The last application of the rule was in Chicago and South Side Rapid Transit Company v. Lackman (No. 5987 this term), where, and in cases there referred to, the reasons for enforcing the rule may be found.
It is apparent that what we have shown falls far short of being an abstract ©f anything; it is not even an intelligible index in numerous instances. What “ contract ? ” What “ check ? ” Whose “ letter ” and to whom ? “ Abstract of title ” to what property ? and so on, might be repeated as questions, made appropriate to the subject, to most of the things so indexed. See Johnson v. Bantock, 38 Ill. 111.

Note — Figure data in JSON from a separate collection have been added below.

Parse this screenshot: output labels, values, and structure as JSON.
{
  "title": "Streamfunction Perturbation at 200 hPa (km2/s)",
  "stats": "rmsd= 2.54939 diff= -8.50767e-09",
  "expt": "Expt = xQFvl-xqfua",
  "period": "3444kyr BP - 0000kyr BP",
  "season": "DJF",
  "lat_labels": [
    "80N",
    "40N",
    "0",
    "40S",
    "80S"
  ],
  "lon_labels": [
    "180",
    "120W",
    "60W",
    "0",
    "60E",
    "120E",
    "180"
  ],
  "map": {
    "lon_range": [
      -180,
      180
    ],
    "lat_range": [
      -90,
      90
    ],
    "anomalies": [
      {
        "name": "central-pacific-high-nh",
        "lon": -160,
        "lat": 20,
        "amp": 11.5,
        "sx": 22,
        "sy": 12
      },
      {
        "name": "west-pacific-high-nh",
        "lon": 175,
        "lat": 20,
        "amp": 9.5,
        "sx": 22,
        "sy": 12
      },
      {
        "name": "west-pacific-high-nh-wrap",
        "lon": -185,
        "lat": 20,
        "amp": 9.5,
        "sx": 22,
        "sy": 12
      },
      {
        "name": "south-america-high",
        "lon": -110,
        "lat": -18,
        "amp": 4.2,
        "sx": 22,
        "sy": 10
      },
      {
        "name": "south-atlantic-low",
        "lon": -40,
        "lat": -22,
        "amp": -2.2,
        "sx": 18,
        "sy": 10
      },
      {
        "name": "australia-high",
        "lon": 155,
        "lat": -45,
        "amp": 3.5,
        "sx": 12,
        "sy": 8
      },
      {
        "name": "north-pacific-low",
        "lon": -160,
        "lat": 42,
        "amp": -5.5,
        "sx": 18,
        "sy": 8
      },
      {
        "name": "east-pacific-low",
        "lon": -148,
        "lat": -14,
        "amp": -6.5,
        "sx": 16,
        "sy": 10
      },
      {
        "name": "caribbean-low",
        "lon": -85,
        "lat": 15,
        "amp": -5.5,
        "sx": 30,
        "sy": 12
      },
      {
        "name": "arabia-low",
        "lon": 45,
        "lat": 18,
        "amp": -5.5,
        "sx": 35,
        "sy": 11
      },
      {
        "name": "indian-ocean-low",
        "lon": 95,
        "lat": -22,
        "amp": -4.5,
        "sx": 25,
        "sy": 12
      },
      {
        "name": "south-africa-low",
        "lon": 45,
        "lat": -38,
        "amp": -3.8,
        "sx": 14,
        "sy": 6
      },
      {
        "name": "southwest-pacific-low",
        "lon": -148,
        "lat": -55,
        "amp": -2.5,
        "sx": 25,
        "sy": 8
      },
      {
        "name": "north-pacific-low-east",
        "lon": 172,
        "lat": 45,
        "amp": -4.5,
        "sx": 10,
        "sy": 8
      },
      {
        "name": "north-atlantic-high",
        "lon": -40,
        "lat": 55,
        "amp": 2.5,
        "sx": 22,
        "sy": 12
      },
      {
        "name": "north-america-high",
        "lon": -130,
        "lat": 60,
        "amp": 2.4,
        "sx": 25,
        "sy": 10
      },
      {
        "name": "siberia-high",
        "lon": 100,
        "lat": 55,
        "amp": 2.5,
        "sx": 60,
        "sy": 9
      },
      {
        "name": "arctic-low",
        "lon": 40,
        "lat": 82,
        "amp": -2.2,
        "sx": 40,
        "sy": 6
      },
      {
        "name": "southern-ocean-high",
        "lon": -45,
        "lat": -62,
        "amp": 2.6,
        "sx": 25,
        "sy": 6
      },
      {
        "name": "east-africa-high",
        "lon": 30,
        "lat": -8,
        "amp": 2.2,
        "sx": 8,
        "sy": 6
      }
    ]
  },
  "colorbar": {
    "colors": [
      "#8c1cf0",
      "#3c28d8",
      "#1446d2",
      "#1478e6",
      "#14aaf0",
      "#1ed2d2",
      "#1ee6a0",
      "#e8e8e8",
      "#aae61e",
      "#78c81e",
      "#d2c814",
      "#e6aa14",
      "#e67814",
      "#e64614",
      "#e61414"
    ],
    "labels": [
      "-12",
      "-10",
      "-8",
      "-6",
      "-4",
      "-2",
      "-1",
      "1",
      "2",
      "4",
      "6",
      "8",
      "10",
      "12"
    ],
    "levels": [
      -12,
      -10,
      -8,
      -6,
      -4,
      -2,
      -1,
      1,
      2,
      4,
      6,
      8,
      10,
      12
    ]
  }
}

While we might not, having due regard for the rules pertaining to abstracts, and for our uniform and numerous decisions, reverse any cause upon such an incomplete abstract, still, inasmuch as appellants in their brief have stated what they, presumptively, regard as the material portions of the recitals and undertakings of the contract, and of the abstract of title, and of two old deeds, and of the alluded to opinion of title, we have considered them attentively in connection with the argument of appellants’ counsel based thereon, which we must assume presents the case as favorably to appellants’ contention as could be made to appear with everything before us, and from such consideration our conclusion is that the judgment of the Circuit Court should be affirmed upon the merits, without regard to the deficiencies of the abstract, and it is therefore affirmed.